QueryBuider get parameters for Dao.queryRaw

I'm using QueryBuider to create raw query, but I need to fill parameters to raw query manually.
Properties 'from' and 'to' are filled two times. One in 'where' section of QueryBuider, and one in queryRaw method as parameters.
Method StatementBuilder.prepareStatementString() returns query string with "?" for substitution.
Is there any way to get these parameters directly from QueryBuider instance?
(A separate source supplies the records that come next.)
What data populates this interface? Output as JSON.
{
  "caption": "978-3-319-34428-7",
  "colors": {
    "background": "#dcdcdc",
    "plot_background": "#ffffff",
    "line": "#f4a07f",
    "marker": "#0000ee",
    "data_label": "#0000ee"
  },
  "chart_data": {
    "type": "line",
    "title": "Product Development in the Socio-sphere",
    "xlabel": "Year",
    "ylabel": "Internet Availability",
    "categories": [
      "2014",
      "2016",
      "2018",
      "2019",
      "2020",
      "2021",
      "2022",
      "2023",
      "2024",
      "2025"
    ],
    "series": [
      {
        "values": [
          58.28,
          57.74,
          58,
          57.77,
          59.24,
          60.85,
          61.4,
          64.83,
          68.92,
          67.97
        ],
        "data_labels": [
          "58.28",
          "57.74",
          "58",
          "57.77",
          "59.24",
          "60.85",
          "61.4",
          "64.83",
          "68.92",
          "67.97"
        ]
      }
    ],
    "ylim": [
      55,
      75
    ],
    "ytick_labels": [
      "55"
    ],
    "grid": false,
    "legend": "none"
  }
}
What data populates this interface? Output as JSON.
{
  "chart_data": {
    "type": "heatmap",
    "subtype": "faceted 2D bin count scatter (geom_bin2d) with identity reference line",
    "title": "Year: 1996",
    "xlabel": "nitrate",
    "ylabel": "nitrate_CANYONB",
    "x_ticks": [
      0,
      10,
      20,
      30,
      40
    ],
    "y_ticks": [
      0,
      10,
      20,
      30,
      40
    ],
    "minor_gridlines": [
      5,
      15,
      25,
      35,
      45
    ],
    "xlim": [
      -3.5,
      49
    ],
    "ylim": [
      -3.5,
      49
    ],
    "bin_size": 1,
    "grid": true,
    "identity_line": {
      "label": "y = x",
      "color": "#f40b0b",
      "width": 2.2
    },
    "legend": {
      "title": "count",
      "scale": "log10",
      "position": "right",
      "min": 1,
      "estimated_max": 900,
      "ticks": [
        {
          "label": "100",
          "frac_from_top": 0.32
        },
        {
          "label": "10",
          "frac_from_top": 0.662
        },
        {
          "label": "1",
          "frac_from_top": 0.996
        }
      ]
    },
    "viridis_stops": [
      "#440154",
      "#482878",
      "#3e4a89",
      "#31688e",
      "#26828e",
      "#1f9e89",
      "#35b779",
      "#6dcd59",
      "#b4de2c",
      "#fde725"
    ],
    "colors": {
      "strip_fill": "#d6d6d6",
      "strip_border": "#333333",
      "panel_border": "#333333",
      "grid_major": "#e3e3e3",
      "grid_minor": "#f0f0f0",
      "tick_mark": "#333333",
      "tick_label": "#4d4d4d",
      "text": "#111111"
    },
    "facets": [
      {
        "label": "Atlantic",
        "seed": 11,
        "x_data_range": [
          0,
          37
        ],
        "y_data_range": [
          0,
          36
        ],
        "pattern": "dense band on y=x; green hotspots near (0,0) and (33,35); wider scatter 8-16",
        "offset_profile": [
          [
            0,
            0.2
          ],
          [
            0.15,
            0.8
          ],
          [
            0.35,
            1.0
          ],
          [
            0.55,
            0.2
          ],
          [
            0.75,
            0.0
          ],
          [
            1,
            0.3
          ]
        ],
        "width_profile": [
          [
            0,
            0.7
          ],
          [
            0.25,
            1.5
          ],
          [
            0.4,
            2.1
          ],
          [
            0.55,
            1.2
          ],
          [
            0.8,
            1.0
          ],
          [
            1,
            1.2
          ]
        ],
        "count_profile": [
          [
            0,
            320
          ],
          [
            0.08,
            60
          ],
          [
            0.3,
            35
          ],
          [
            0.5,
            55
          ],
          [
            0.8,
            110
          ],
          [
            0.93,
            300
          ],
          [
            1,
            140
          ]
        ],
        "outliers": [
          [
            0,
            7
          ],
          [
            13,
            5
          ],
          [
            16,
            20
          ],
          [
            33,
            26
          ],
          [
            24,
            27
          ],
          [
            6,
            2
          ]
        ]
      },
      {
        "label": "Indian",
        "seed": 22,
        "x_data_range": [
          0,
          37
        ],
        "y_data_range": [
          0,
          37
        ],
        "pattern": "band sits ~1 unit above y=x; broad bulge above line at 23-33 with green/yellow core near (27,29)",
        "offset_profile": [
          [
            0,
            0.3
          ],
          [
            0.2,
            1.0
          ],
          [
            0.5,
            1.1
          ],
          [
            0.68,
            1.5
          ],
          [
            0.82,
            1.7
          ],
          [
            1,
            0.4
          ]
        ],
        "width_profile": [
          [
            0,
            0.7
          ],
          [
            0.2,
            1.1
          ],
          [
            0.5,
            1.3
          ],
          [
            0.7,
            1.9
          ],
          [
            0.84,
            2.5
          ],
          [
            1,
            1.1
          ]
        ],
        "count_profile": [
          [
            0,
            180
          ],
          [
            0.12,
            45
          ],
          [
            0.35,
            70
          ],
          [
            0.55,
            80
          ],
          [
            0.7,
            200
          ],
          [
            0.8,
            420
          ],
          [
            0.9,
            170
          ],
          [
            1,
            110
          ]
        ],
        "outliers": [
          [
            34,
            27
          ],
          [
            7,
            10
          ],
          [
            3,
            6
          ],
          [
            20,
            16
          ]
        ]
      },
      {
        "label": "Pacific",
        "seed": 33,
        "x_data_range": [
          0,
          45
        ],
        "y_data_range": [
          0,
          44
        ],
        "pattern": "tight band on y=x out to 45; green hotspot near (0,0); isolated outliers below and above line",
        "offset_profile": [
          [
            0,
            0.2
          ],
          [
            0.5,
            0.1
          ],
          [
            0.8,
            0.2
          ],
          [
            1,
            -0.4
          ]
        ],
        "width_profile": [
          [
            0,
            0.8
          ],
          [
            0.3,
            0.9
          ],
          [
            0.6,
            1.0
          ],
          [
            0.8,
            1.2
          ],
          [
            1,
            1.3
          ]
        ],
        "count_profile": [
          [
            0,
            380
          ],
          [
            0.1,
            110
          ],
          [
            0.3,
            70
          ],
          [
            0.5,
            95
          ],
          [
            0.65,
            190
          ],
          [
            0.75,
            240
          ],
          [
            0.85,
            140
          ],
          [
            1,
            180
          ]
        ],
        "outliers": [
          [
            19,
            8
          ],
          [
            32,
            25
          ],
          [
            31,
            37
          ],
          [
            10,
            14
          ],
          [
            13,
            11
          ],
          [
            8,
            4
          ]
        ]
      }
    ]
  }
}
For example, imagine a new method in ormlite - StatementBuilder.getPreparedStatementParameters();
QueryBuilder<AccountableItemEntity, Long> accountableItemQb = accountableItemDao.queryBuilder();
QueryBuilder<AccountingEntryEntity, Long> accountingEntryQb = accountingEntryDao.queryBuilder();
accountingEntryQb.where().eq(
AccountingEntryEntity.ACCOUNTING_ENTRY_STATE_FIELD_NAME,
AccountingEntryStateEnum.CREATED);
accountingEntryQb.join(accountableItemQb);
QueryBuilder<AccountingTransactionEntity, Long> accountingTransactionQb =
accountingTransactionDao.queryBuilder();
accountingTransactionQb.selectRaw("ACCOUNTINGENTRYENTITY.TITLE, " +
"ACCOUNTINGENTRYENTITY.ACCOUNTABLE_ITEM_ID, " +
"SUM(ACCOUNTINGENTRYENTITY.COUNT), " +
"SUM(ACCOUNTINGENTRYENTITY.COUNT * CONVERT(ACCOUNTINGENTRYENTITY.PRICEAMOUNT,DECIMAL(20, 2)))");
accountingTransactionQb.join(accountingEntryQb);
accountingTransactionQb.where().eq(
AccountingTransactionEntity.ACCOUNTING_TRANSACTION_STATE_FIELD_NAME,
AccountingTransactionStateEnum.PRINTED)
.and().between(AccountingTransactionEntity.CREATE_TIME_FIELD_NAME, from, to);
accountingTransactionQb.groupByRaw(
"ACCOUNTINGENTRYENTITY.ACCOUNTABLE_ITEM_ID, ACCOUNTINGENTRYENTITY.TITLE");
String query = accountingTransactionQb.prepareStatementString();
accountingTransactionQb.prepare().getStatement();
Timestamp fromTimestamp = new Timestamp(from.getTime());
Timestamp toTimestamp = new Timestamp(to.getTime());
//TODO: get parameters from accountingTransactionQb
GenericRawResults<Object[]> genericRawResults =
accountingEntryDao.queryRaw(query, new DataType[] { DataType.STRING,
DataType.LONG, DataType.LONG, DataType.BIG_DECIMAL },
fromTimestamp.toString(), toTimestamp.toString());
Is there any way to get these parameters directly from QueryBuider instance?
Yes, there is a way. You need to subclass QueryBuilder and then you can use the appendStatementString(...) method. You provide the argList which then can be used to get the list of arguments.
protected void appendStatementString(StringBuilder sb,
List<ArgumentHolder> argList) throws SQLException {
appendStatementStart(sb, argList);
appendWhereStatement(sb, argList, true);
appendStatementEnd(sb, argList);
}
For example, imagine a new method in ormlite - StatementBuilder.getPreparedStatementParameters();
Good idea. I've made the following changes to the Github repo.
public StatementInfo prepareStatementInfo() throws SQLException {
List<ArgumentHolder> argList = new ArrayList<ArgumentHolder>();
String statement = buildStatementString(argList);
return new StatementInfo(statement, argList);
}
...
public static class StatementInfo {
private final String statement;
private final List<ArgumentHolder> argList;
...
The feature will be in version 4.46. You can build a release from current trunk if you don't want to wait for that release.